Want to be pumped up and ready for your next race? Try these mind tricks to put you in the zone…
When people get psyched for performance, they are mentally gearing up and getting ‘into the zone’ where everything just flows easily and effortlessly. You too can get into the zone by following the strategies outlined here.
What’s ‘The Zone’?
Getting into ‘the zone’ is a mindset of performance, regardless of the arena. This means an athlete’s calm, clear and focused. They are energised, optimistic and confident. While performing they focus on what they are doing and everything just clicks into place. Their actions are easy and effortless, and things just flow.
Focusing on the positives is a step towards helping yourself get into the zone. Doing visualisation exercises and having routines also helps you get into the zone because it helps your body to go on auto-pilot. When you don’t have to think about what to do or how to do it (because you have trained hours), you get into the zone more easily.
Focus On The Positives
Most athletes want to get psyched up and in the zone for their event, yet some have difficulty because they get consumed by race nerves and are distracted by negative thoughts such as ‘I’m not ready for this’, ‘I can’t do this’ or ‘I always race badly in this weather’. Before any big event, your body reacts as if in a ‘fight or flight’ response; which is an automatic reaction to a demand that is about to be placed on it. When you interpret this as a positive thing you generally experience a sense of excitement and anticipation. It can help you focus, fire you up and fuel your performance.
This positive reaction helps you get psyched up and in the zone. When you interpret this as a negative thing, you may sense a sinking feeling in your stomach, it will set your mind and heart racing, palms sweating and muscles tightening. It heightens any doubts and fears and hinders your performance.

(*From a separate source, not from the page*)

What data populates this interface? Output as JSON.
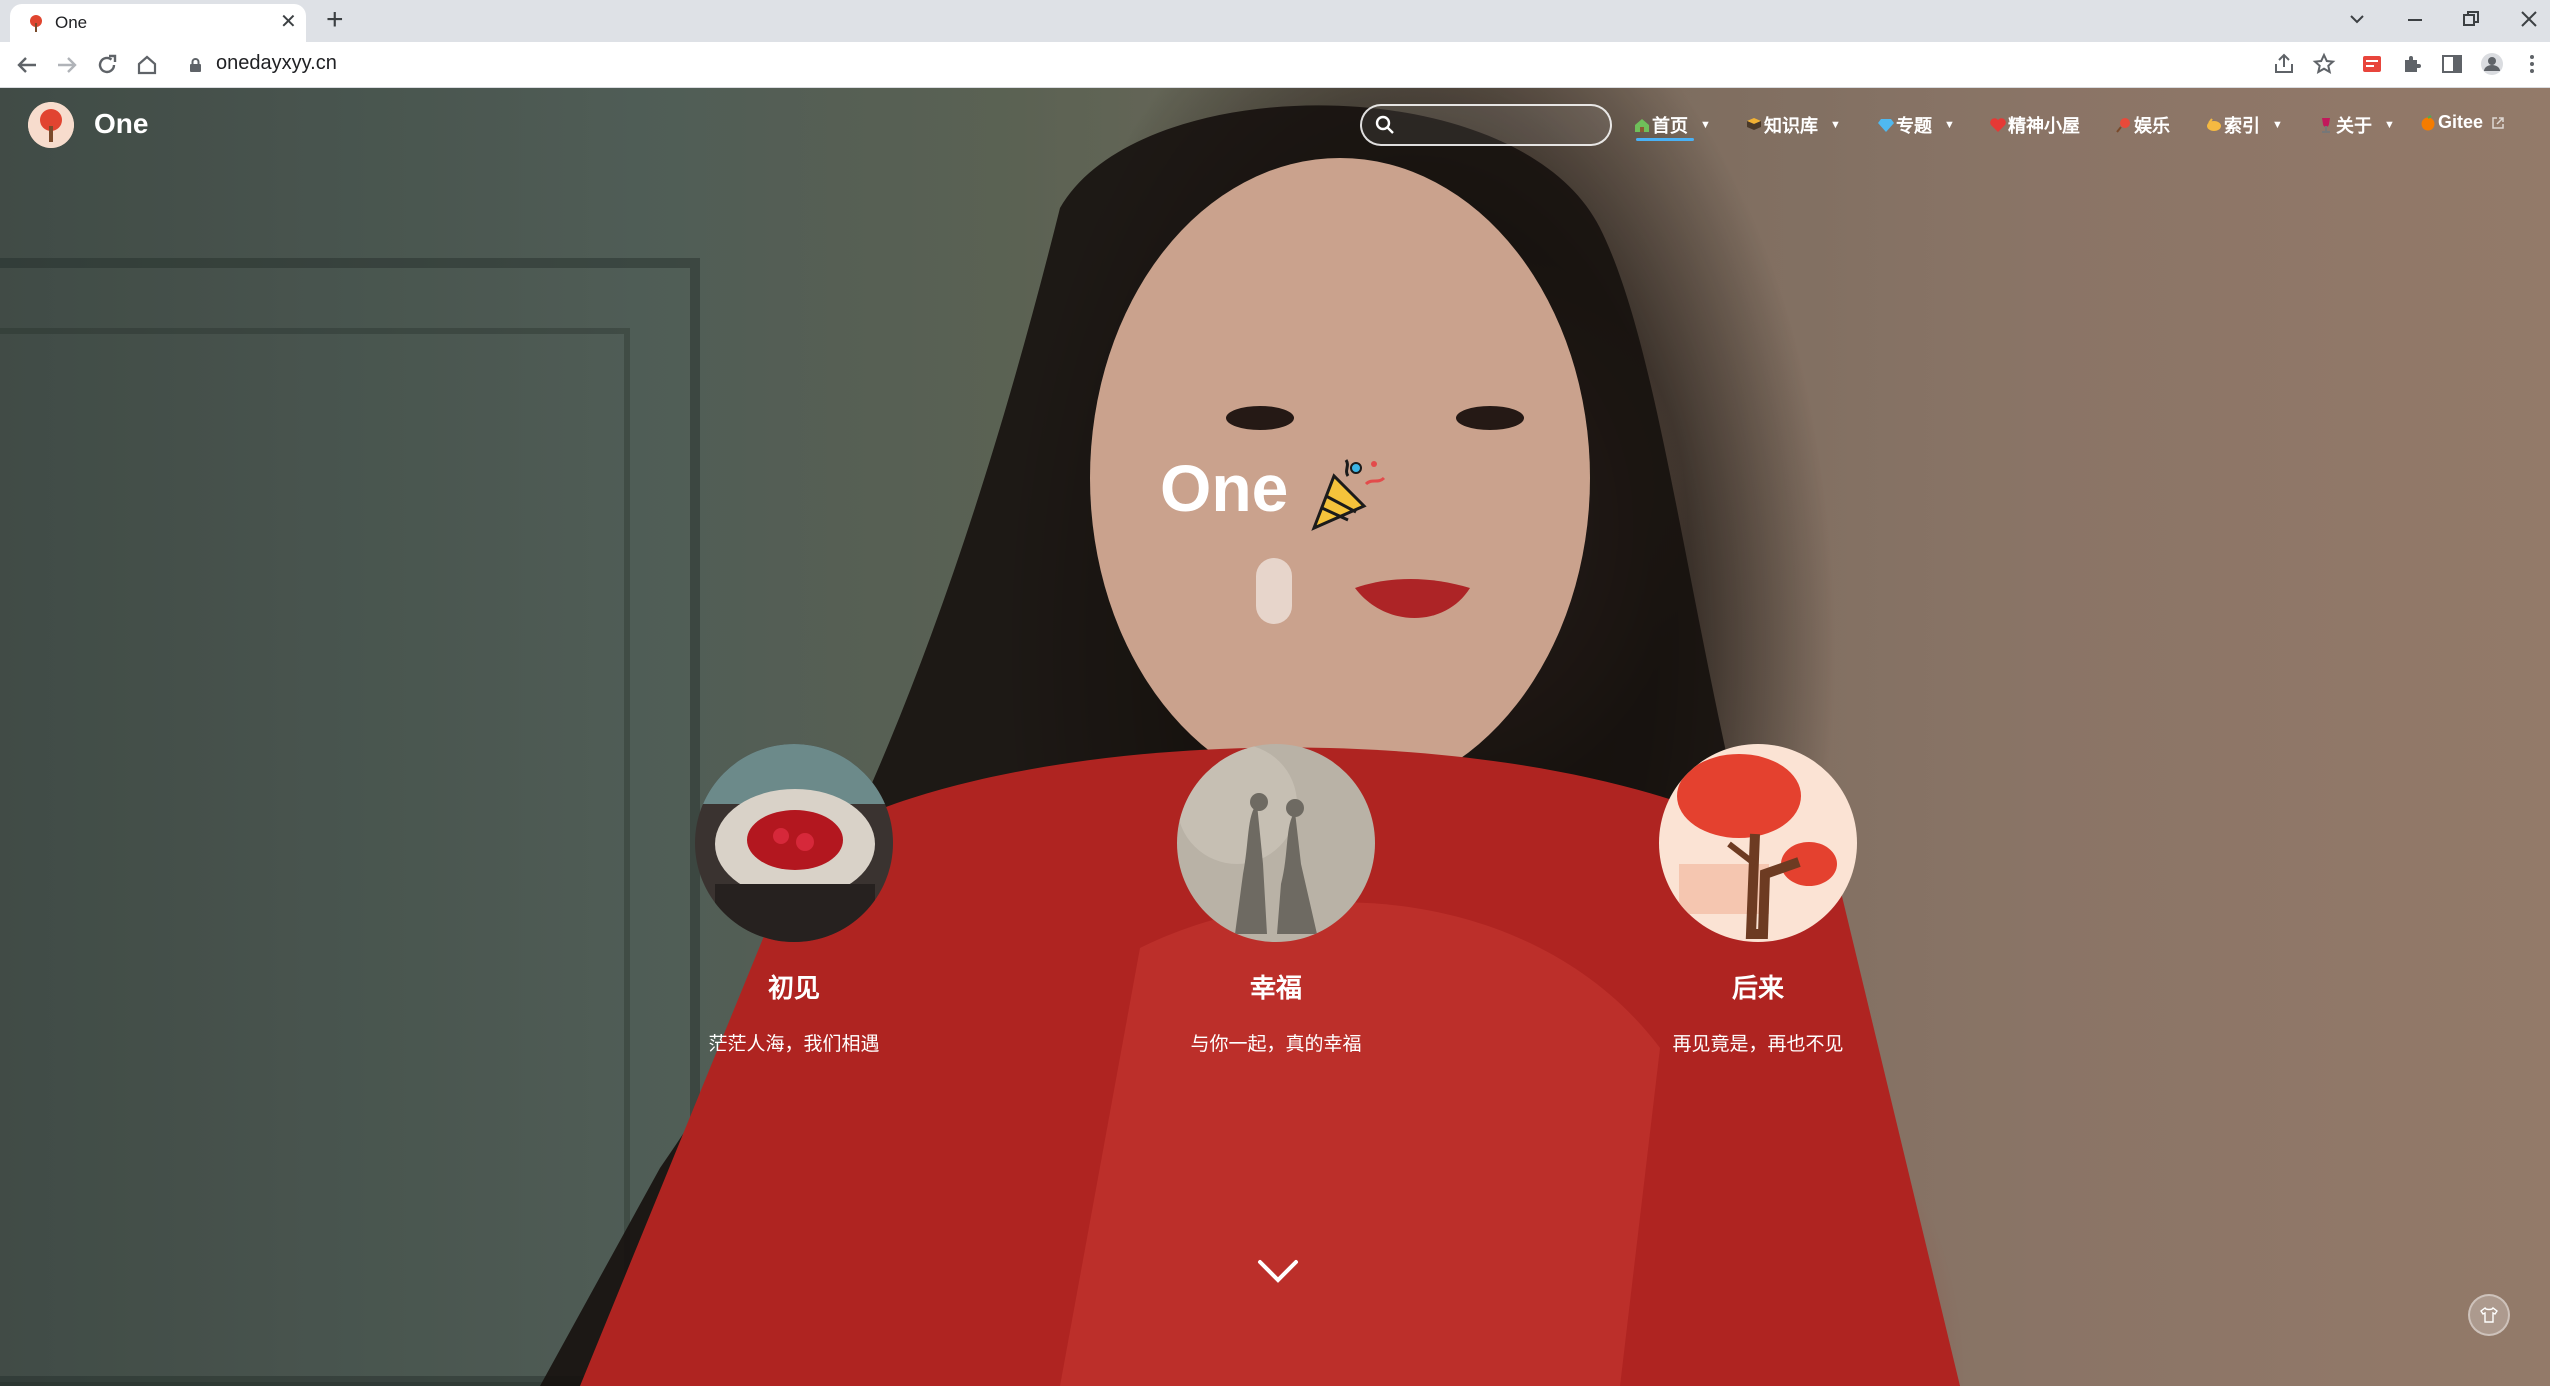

If you can learn to interpret those ‘races nerves’ as something exciting, you can enhance your performance.
One strategy that helps you to get in the zone is mental rehearsal, also called visualisation. Much like an actor rehearses their part for a play, you can rehearse your part for your play – your triathlon event! Some people say they have difficulty visualising. Yet, if they were asked how many doors they had at home, they would mentally count them up and give an answer. They have just visualised!
Visualise your event from start to finish. See what you’ll see, hear what you’ll hear and feel what you’ll feel. Make the picture big and bright, the sounds loud and pleasing, the feelings intense. By practising this visualisation before your event, your mind and body will more easily get into the zone when you’re there. This visualisation process can also include what you do in your pre-event routines.
A pre-event routine consists of a series of actions you do and things you think about, to prepare for when the event starts. It’s like a checklist of all the things to do and by when. Let’s take, for example, doing a triathlon. Your pre-event routine might start two hours before your start time, whereby you rack all your equipment and check out the swim, bike and run course.
Afterwards, you might do a warm-up, with some stretching and some mental rehearsal. Thirty minutes before your start time you get your wetsuit on and walk to the start area. While you’re waiting, mentally rehearse again; see yourself in the swim, the bike and the run being strong, powerful and confident. Enjoy that feeling as you cross the finish line with your arms in the air.
When you execute the routine you don’t have to think ‘what do I need to do to get ready?’ because you have practised it many times and your actions become automatic, so you’ll get into the zone more easily.
On A Final Note
Getting psyched for performance is about getting mentally ready. Managing race nerves and focusing on the positives will also help fuel your performance. By doing mental rehearsal exercises, you’ll do things automatically, as if you were on auto-pilot when you get to the event. Having a pre-event routine also helps you get into the mindset of performance because the routine is familiar and you don’t have to think about it. Practise letting your body go on auto-pilot through mental rehearsal and pre-event routines for your best ever performance.